Dino apresentou um balanço da operação iniciada após o ataque a uma creche em Blumenau (SC), em 5 de abril, que resultou na morte de quatro crianças. O ministro apresentou à imprensa os trabalhos no Centro de Monitoramento na sede Polícia Rodoviária Federal, em Brasília.

“Temos um dia hoje de monitoramento especial e vamos rezar e orar para que terminemos o dia como começamos”, declarou Dino, que afirmou entender a decisão das famílias de não levarem seus filhos para a escola.

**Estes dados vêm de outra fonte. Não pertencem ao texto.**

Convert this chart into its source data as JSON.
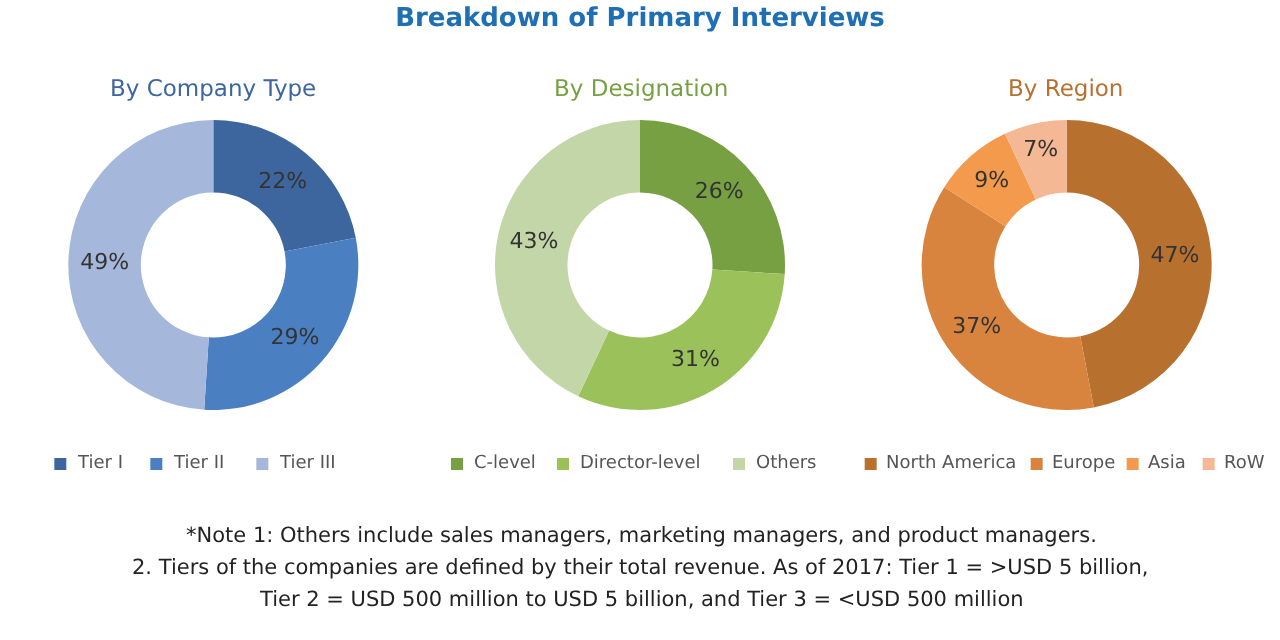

“Não cabe a nós julgarmos as decisões das famílias, mas até este momento que estamos conversando, não há nenhuma razão objetiva para isso. Diria que é uma atitude de tranquilidade com vigilância”. A operação envolve 4.253 agentes federais e das forças estaduais.

No balanço anterior, do dia 18, o governo registrara 225 prisões. O número atual, de 302 detidos, significa um aumento de 77 prisões ou apreensões de menores de idades em dois dias.

As operações foram possíveis, em geral, por conta do monitoramento de redes sociais. Esse trabalho resultou na derrubada ou preservação de conteúdos para investigação de 812 perfis nas redes sociais identificados com ameaças a escolas.

Por conta dos números, o “trabalho [da operação] continua forte e não tem data para acabar”, segundo disse o ministro. O monitoramento nas redes permitiu 270 buscas e apreensões, que colheu desde armas a materiais de inspiração neonazistas.

O ministro disse que há identificação de pessoas isoladas e também de grupos de inspiração nazistas entre os alvos de prisões ou busca e apreensão. Dino afirmou que os casos ocorrem em todo país e preferiu não divulgar dados por estados, para, segundo ele, não passar a impressão de que há núcleos específicos.

A Operação Escola Segura registra 2.593 boletins de ocorrência e 1.062 conduções às delegacias para prestar esclarecimentos desde o último dia 5.

Dino também mencionou que há decisões judiciais relacionadas às plataformas digitais. Com exceção do Telegram, todas as plataformas teriam respondido a notificações do Ministério da Justiça sobre o monitoramento de ameaças relacionadas a escolas. “Vamos abrir processo sancionador [com relação ao Telegram], mas ainda não dá pra adiantar detalhes”, disse o ministro.

Segundo ele, o monitoramento é direcionado a ameaças a escolas.

“Liberdade de expressão é para as pessoas que estão exercendo seu direito de opinião nos termos da lei. Quem ameaça destruir uma escola, uma criança, um adolescente, ameaça destruir uma família, obviamente não está protegido pela Constituição e está, sim, no âmbito do Código Penal”, disse.

“E a polícia vai buscar, um a um, porque a determinação é essa. E nós vamos cumprir, não vamos permitir que se instale no Brasil um terrorismo de inspiração em outros países, qualquer que seja essa ideologia”.